Poor control of cases
There haven’t been any notable trends in recent cases referred to the ILC, but the committee members do have some general advice for IPs. “There isn’t one thing we can point to that’s happening commonly,” notes Sidoli. “But there is a broader issue that comes up; and that’s poor control of cases.”
“Thinking back over the past year,” he says, “if some of the IPs we consider had maintained a tighter grip over their cases, and were more in touch with the case management, then potentially some of the issues that arose on those cases may not have arisen.”
Another area where IPs can fall down is having weak or no internal compliance reviews (ICRs).
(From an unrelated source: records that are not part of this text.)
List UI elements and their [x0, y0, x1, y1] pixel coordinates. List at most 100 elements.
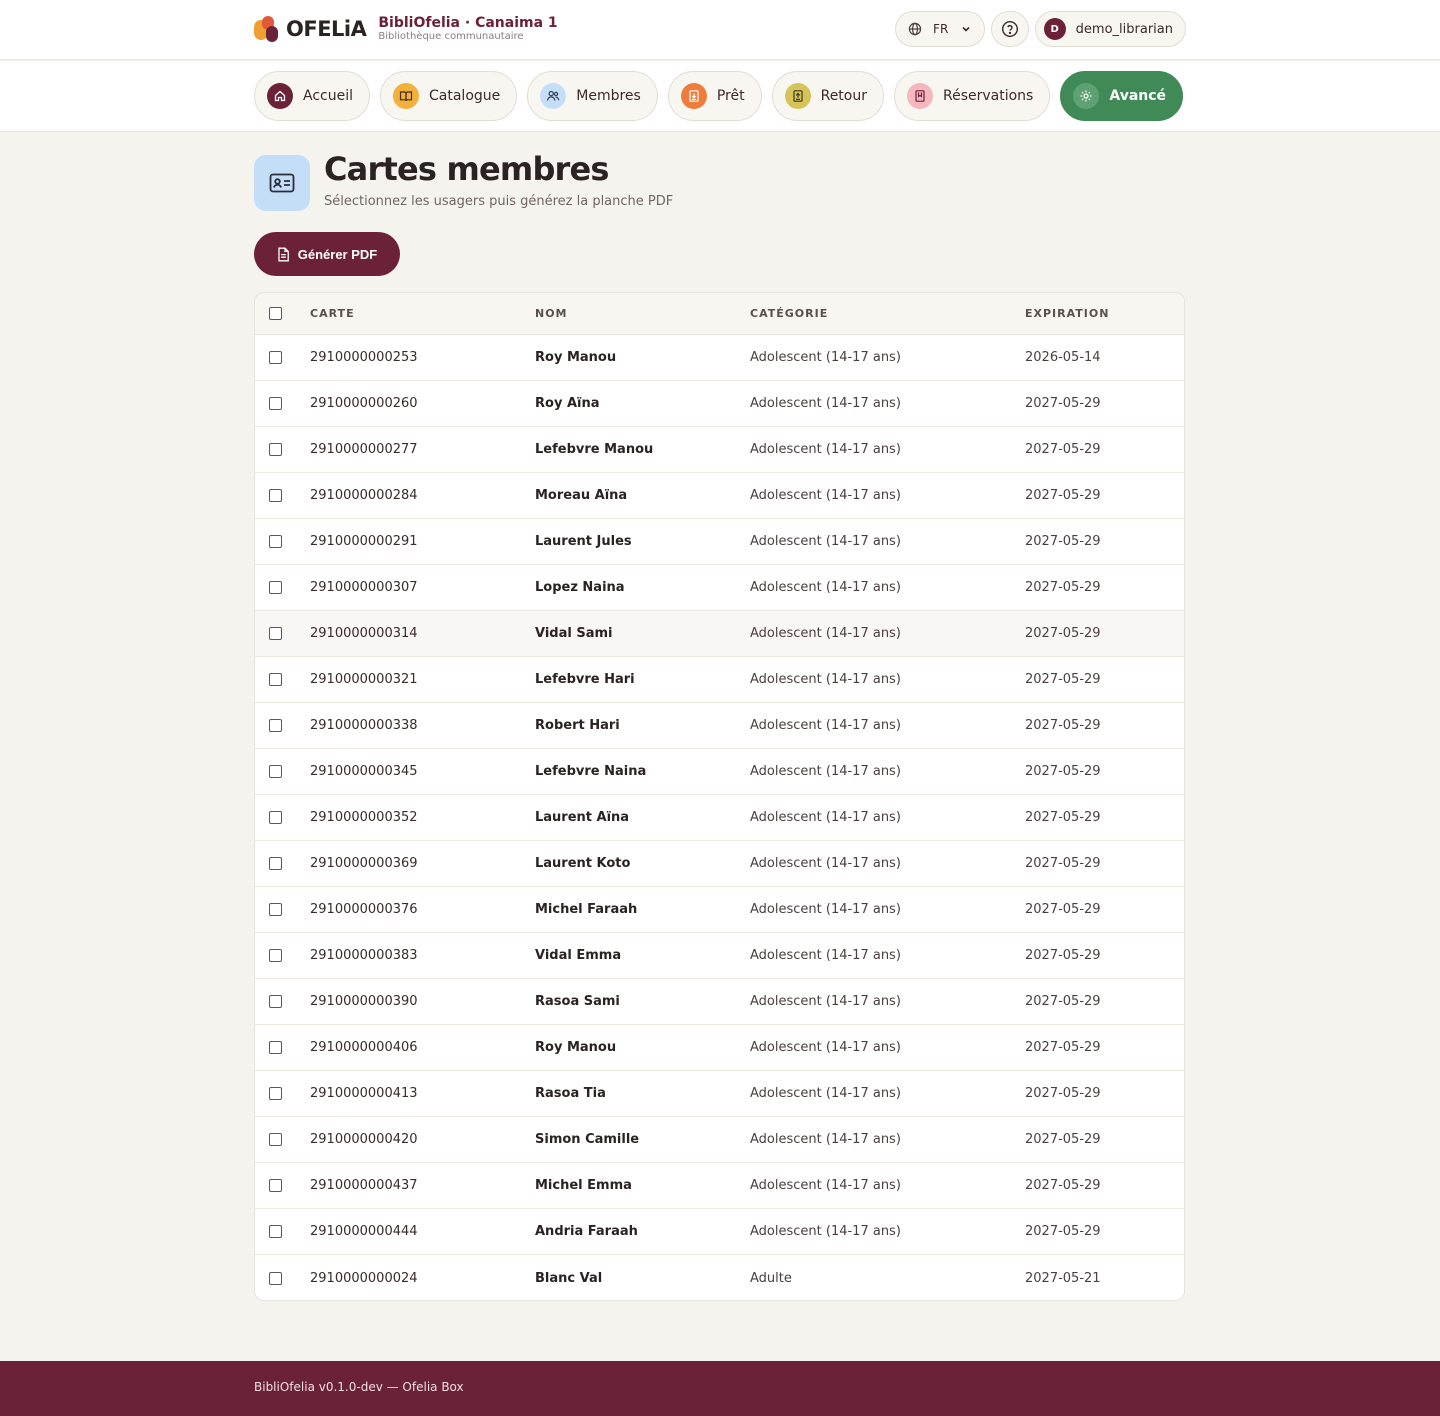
table-body: 2910000000253 Roy Manou Adolescent (14-17 … — [255, 335, 1184, 1300]
column-header-nom[interactable]: NOM — [535, 293, 568, 334]
nav-catalogue[interactable]: Catalogue — [380, 71, 518, 121]
table-row[interactable]: 2910000000413 Rasoa Tia Adolescent (14-17 … — [255, 1071, 1184, 1117]
table-row[interactable]: 2910000000024 Blanc Val Adulte 2027-05-21 — [255, 1255, 1184, 1300]
table-row[interactable]: 2910000000338 Robert Hari Adolescent (14-1… — [255, 703, 1184, 749]
row-checkbox[interactable] — [269, 627, 282, 640]
language-selector[interactable]: FR — [894, 11, 985, 47]
column-header-carte[interactable]: CARTE — [310, 293, 355, 334]
table-row[interactable]: 2910000000390 Rasoa Sami Adolescent (14-17… — [255, 979, 1184, 1025]
return-icon — [784, 83, 811, 109]
member-name: Michel Emma — [535, 1178, 632, 1193]
card-number: 2910000000321 — [310, 672, 418, 687]
row-checkbox[interactable] — [269, 903, 282, 916]
table-row[interactable]: 2910000000253 Roy Manou Adolescent (14-17 … — [255, 335, 1184, 381]
member-name: Laurent Jules — [535, 534, 632, 549]
row-checkbox[interactable] — [269, 811, 282, 824]
member-category: Adolescent (14-17 ans) — [750, 718, 901, 733]
card-number: 2910000000314 — [310, 626, 418, 641]
table-row[interactable]: 2910000000352 Laurent Aïna Adolescent (14-… — [255, 795, 1184, 841]
row-checkbox[interactable] — [269, 949, 282, 962]
row-checkbox[interactable] — [269, 535, 282, 548]
table-row[interactable]: 2910000000376 Michel Faraah Adolescent (14… — [255, 887, 1184, 933]
table-row[interactable]: 2910000000369 Laurent Koto Adolescent (14-… — [255, 841, 1184, 887]
table-row[interactable]: 2910000000284 Moreau Aïna Adolescent (14-1… — [255, 473, 1184, 519]
table-row[interactable]: 2910000000406 Roy Manou Adolescent (14-17 … — [255, 1025, 1184, 1071]
row-checkbox[interactable] — [269, 489, 282, 502]
card-number: 2910000000024 — [310, 1270, 418, 1286]
row-checkbox[interactable] — [269, 1133, 282, 1146]
row-checkbox[interactable] — [269, 397, 282, 410]
table-row[interactable]: 2910000000383 Vidal Emma Adolescent (14-17… — [255, 933, 1184, 979]
nav-retour[interactable]: Retour — [771, 71, 884, 121]
file-text-icon — [278, 247, 289, 261]
row-checkbox[interactable] — [269, 1225, 282, 1238]
member-category: Adolescent (14-17 ans) — [750, 488, 901, 503]
table-row[interactable]: 2910000000307 Lopez Naina Adolescent (14-1… — [255, 565, 1184, 611]
member-name: Lefebvre Naina — [535, 764, 647, 779]
card-number: 2910000000444 — [310, 1224, 418, 1239]
user-menu[interactable]: D demo_librarian — [1034, 11, 1186, 47]
member-name: Roy Manou — [535, 1040, 617, 1055]
footer-text: BibliOfelia v0.1.0-dev — Ofelia Box — [254, 1380, 464, 1394]
column-header-categorie[interactable]: CATÉGORIE — [750, 293, 828, 334]
member-name: Lefebvre Hari — [535, 672, 635, 687]
row-checkbox[interactable] — [269, 1087, 282, 1100]
member-category: Adolescent (14-17 ans) — [750, 396, 901, 411]
row-checkbox[interactable] — [269, 857, 282, 870]
expiration-date: 2027-05-29 — [1025, 1132, 1101, 1147]
brand[interactable]: OFELiA BibliOfelia · Canaima 1 Bibliothè… — [254, 14, 558, 44]
nav-avance[interactable]: Avancé — [1060, 71, 1184, 121]
row-checkbox[interactable] — [269, 443, 282, 456]
help-button[interactable] — [990, 11, 1029, 47]
member-category: Adolescent (14-17 ans) — [750, 1040, 901, 1055]
table-row[interactable]: 2910000000321 Lefebvre Hari Adolescent (14… — [255, 657, 1184, 703]
select-all-checkbox[interactable] — [269, 307, 282, 320]
member-category: Adolescent (14-17 ans) — [750, 856, 901, 871]
table-row[interactable]: 2910000000260 Roy Aïna Adolescent (14-17 a… — [255, 381, 1184, 427]
member-name: Vidal Sami — [535, 626, 613, 641]
logo-wordmark: OFELiA — [286, 17, 367, 41]
table-row[interactable]: 2910000000345 Lefebvre Naina Adolescent (1… — [255, 749, 1184, 795]
nav-membres[interactable]: Membres — [527, 71, 658, 121]
table-row[interactable]: 2910000000437 Michel Emma Adolescent (14-1… — [255, 1163, 1184, 1209]
row-checkbox[interactable] — [269, 719, 282, 732]
card-number: 2910000000291 — [310, 534, 418, 549]
library-subtitle: Bibliothèque communautaire — [378, 31, 524, 42]
table-row[interactable]: 2910000000314 Vidal Sami Adolescent (14-17… — [255, 611, 1184, 657]
member-name: Andria Faraah — [535, 1224, 638, 1239]
member-name: Moreau Aïna — [535, 488, 628, 503]
table-row[interactable]: 2910000000420 Simon Camille Adolescent (14… — [255, 1117, 1184, 1163]
nav-reservations[interactable]: Réservations — [894, 71, 1051, 121]
row-checkbox[interactable] — [269, 1179, 282, 1192]
expiration-date: 2027-05-29 — [1025, 1224, 1101, 1239]
nav-accueil[interactable]: Accueil — [254, 71, 370, 121]
username: demo_librarian — [1075, 21, 1173, 37]
row-checkbox[interactable] — [269, 995, 282, 1008]
member-category: Adolescent (14-17 ans) — [750, 672, 901, 687]
nav-pret[interactable]: Prêt — [667, 71, 762, 121]
row-checkbox[interactable] — [269, 351, 282, 364]
member-name: Laurent Koto — [535, 856, 631, 871]
card-number: 2910000000345 — [310, 764, 418, 779]
row-checkbox[interactable] — [269, 1271, 282, 1285]
nav-label: Catalogue — [429, 88, 501, 104]
member-category: Adolescent (14-17 ans) — [750, 1178, 901, 1193]
member-name: Lopez Naina — [535, 580, 625, 595]
row-checkbox[interactable] — [269, 581, 282, 594]
table-row[interactable]: 2910000000444 Andria Faraah Adolescent (14… — [255, 1209, 1184, 1255]
expiration-date: 2027-05-29 — [1025, 1178, 1101, 1193]
table-row[interactable]: 2910000000277 Lefebvre Manou Adolescent (1… — [255, 427, 1184, 473]
language-value: FR — [933, 22, 949, 36]
column-header-expiration[interactable]: EXPIRATION — [1025, 293, 1109, 334]
member-category: Adolescent (14-17 ans) — [750, 1086, 901, 1101]
expiration-date: 2027-05-29 — [1025, 994, 1101, 1009]
main-navigation: Accueil Catalogue Membres Prêt Retour Ré… — [0, 61, 1440, 132]
checkout-icon — [680, 83, 707, 109]
row-checkbox[interactable] — [269, 1041, 282, 1054]
row-checkbox[interactable] — [269, 765, 282, 778]
generate-pdf-button[interactable]: Générer PDF — [254, 232, 400, 276]
globe-icon — [908, 22, 921, 36]
row-checkbox[interactable] — [269, 673, 282, 686]
nav-label: Membres — [576, 88, 641, 104]
table-row[interactable]: 2910000000291 Laurent Jules Adolescent (14… — [255, 519, 1184, 565]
Although there is a lot of discretion as to how to carry out an ICR, ICAEW’s regulations require them to be completed annually. “This is often about people not remembering the requirement to do a compliance review, and why that’s important and helpful for themselves and for ICAEW,” says Boyd.
She also finds it frustrating how frequently IPs fail to read the information that ICAEW and other regulatory authorities send out to help IPs keep up-to-date with legislative developments and other requirements. “There is a lot of information disseminated through things like ‘Insolvency News’ from the ICAEW and ‘Dear IP’ from the Insolvency Service,” she emphasises. “But I don’t think some IPs use the resources that are provided, and that’s disappointing. They must stay up-to-date with their understanding of the requirements, which are placed on every IP.”
“In any regulatory role you are not there to randomly pick up on any failings; you are there to do justice to the nature of the concern and look at it objectively, fairly and consistently,” stresses Boyd. “And I think by doing that we are serving the public interest. We are bringing many different pairs of eyes to the same issue and reaching a view as to what is the most appropriate way of dealing with it.”
“We’re also looking at the public as the body of creditors who lose money as a result of an insolvency,” notes Jervis. “One of the things we look at specifically is whether a failure to abide by the standards of professional conduct has caused a loss to creditors, for example, have they had their claim incorrectly calculated. So, is there a loss to the general body of creditors?”
“Every time we look at something, we are mindful of the impact of alleged failings both on the users of the IP’s services, but also on the reputation of the profession,” adds Boyd. “People have got to have confidence that the regulator and therefore the regulatory committees are addressing the issues that are being highlighted during QAD reviews.”
“It’s also about addressing the issue of why should the good IPs out there face competition from people who are not abiding by the standards and creating negativity around the profession,” she emphasises.
“Our ultimate goal,” concludes Sidoli, “would be to have no reports coming to us. That would be the best outcome because it would mean the profession is lifting itself up and holding itself to a higher standard.”